Civil War and Reconstruction, 1861-1877
Civil War and Reconstruction, 1861-1877
Civil War (1861-1865)
- The Civil War was triggered primarily by the issue of slavery and its expansion into the Western territories, sparking conflicts between the abolitionist North and pro-slavery South.
- Election of Abraham Lincoln in 1860, who was perceived as anti-slavery by the South, set the stage for Southern secession.
- The war began with the Battle of Fort Sumter in April 1861, after which more Southern states seceded and formed the Confederate States of America.
- Key battles such as Gettysburg and Antietam marked turning points for Union forces.
- Emancipation Proclamation was issued by Lincoln in 1862, declaring enslaved people in Confederate-held territories free, adding a moral purpose to the Union cause.
- The war concluded in 1865 with the surrender of Confederate general Robert E. Lee at Appomattox Courthouse.
Reconstruction (1865-1877)
- The era of Reconstruction was aimed at healing the nation and integrating the Southern states back into the Union, but was fraught with political and racial tensions.
- Lincoln’s Ten-Percent Plan took a lenient stance on reconstruction, allowing secessionist states to rejoin the Union if ten percent of the 1860 vote count could take an oath of allegiance.
- This prompted conflict with the Radical Republicans in Congress, who pushed their own harsher Reconstruction Acts beginning in 1867.
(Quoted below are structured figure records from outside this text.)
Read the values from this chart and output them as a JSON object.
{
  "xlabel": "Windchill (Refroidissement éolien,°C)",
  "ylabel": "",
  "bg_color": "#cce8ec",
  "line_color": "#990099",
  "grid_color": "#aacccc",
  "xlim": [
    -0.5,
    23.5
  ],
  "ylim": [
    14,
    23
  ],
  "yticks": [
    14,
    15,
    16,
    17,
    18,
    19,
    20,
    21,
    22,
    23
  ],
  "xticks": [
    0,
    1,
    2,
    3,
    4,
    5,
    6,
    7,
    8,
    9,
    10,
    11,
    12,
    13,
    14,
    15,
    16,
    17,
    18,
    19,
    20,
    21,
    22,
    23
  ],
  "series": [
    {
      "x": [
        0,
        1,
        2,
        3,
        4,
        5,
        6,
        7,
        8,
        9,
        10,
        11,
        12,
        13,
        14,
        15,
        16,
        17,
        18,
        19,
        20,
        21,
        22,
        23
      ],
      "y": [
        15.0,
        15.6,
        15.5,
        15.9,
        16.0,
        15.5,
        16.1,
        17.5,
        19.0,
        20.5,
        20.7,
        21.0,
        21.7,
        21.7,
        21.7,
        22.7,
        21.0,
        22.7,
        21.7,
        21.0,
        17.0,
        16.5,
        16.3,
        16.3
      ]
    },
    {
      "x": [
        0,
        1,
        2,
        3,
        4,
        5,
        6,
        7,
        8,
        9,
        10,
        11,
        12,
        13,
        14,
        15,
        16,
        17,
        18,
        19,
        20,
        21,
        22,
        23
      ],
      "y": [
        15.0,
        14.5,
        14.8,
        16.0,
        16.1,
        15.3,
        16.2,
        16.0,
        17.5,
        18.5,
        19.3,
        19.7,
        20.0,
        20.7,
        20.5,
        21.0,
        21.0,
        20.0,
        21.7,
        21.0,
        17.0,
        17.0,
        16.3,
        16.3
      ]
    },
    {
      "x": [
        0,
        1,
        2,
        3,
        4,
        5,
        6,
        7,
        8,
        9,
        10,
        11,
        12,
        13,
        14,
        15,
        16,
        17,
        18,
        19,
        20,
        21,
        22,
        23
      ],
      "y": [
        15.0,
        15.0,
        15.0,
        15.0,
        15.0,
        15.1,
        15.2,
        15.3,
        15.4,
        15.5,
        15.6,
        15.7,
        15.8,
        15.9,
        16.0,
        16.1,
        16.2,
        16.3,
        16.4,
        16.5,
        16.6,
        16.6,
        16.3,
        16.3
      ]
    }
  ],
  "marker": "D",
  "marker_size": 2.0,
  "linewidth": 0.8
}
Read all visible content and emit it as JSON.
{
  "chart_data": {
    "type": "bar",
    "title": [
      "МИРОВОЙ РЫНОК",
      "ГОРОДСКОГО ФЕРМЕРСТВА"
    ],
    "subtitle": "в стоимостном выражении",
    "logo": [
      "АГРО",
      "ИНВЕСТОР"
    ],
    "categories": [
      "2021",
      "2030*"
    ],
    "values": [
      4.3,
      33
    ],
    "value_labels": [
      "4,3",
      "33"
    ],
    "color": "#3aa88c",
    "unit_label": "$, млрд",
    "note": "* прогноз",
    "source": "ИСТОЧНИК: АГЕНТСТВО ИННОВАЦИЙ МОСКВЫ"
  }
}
- 13th, 14th and 15th amendments, also known as the Reconstruction Amendments, were ratified, abolishing slavery, granting citizenship and equal protection under law, and protecting voting rights.
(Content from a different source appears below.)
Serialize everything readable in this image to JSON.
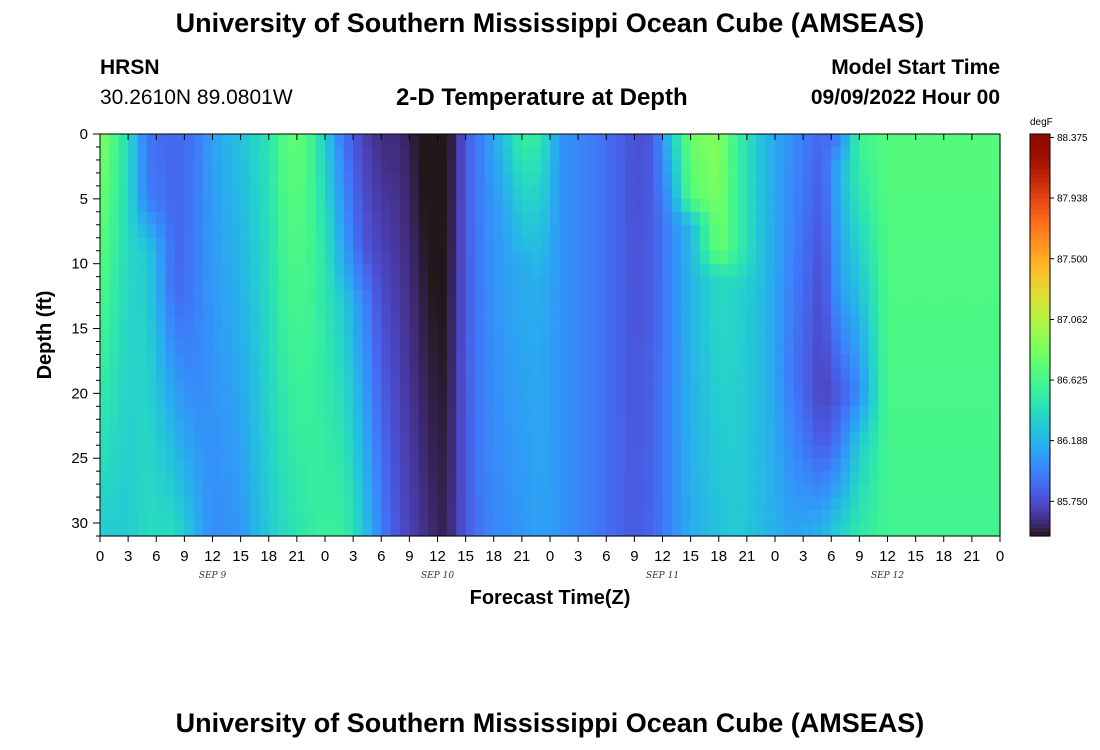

- The era saw the emergence of Black codes and Jim Crow laws, violating the civil rights of African Americans, signalling systemic and institutionalized racism.
- The era ended controversially with the Compromise of 1877, leading to the withdrawal of federal troops from the South in return for recognizing Rutherford B. Hayes as president, effectively ending military Reconstruction.
Interconnected note: The progress and setbacks during the Reconstruction era provide context for the subsequent civil rights movement and systemic racism issues. Connecting these would offer a comprehensive overview of struggle for racial equality in US.